Despite the usual uniform and primitive appearance of cells derived from the leukemic clone in most patients with acute myeloid leukemia (AML), there is considerable heterogeneity among leukemic blasts, particularly with respect to their capacity to proliferate and/or self renew. We have assessed whether these differences in proliferative potential are correlated with the phenotypic changes that characterize normal hematopoiesis, which might suggest an analogous hierarchy of AML progenitors. We have used the ability of primitive AML cells to persist or produce blast colony forming cells (CFU-blast) detected after 2 to 8 weeks in the presence of growth factors in suspension cultures (SC) termed SC-initiating cells (IC), or with stroma in long-term cultures (LTC-IC) as a quantitative assay for a cell that may have primitive characteristics.
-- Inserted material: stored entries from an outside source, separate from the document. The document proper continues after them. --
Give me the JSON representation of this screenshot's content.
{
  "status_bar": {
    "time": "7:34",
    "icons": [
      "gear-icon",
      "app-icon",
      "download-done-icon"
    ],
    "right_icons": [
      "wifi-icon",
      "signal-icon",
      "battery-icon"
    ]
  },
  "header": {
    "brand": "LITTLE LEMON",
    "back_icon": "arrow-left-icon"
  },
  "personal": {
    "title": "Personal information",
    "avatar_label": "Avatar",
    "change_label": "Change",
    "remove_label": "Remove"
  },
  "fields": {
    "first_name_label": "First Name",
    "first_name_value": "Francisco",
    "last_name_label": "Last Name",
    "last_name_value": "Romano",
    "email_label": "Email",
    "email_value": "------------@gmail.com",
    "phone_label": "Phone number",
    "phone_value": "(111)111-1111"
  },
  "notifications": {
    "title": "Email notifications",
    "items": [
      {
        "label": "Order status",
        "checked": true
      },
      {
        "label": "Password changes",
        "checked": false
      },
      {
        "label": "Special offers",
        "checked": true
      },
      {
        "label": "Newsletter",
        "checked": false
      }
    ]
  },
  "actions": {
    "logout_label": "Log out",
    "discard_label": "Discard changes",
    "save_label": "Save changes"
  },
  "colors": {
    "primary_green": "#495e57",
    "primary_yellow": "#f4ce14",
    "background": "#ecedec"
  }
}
This SC assay is linear, cell concentration independent, and the frequency of SC-IC by limiting dilution analysis is lower than primary CFU-blast. The average output of CFU-blast after 2 to 8 weeks by individual SC-IC varied between 2 and more than 100 in individual patients. Leukemic blasts were sorted based on their expression of antigens previously found useful to characterize normal progenitor differentiation, and analyzed for the percentage of CFU-blast SC-IC, and leukemic LTC-IC within each fraction. All of these progenitor types were heterogeneous in their expression of CD45RA and CD33, but expressed uniformly low levels of CD15 and differed from normal primitive progenitors in their high expression of HLA-DR. CFU-blast had a significantly higher expression of CD71 and CD38 as compared with SC-IC or leukemic LTC-IC. In patients with CD34+ blasts, the majority of their SC-IC at 4 weeks were CD34+/CD38-; however, patients with CD34- blasts had at least some CD34- progenitors. These results show that while heterogeneity exists between patients, it is possible to physically separate subpopulations of AML cells with different proliferative potentials. It also provides some support for the concept that quantitation of leukemic cells capable of producing CFU-blast for 4 weeks or more in vitro measures a less frequent leukemic progenitor with higher proliferative potential that may be the only relevant cell for maintaining the leukemic clone in vivo.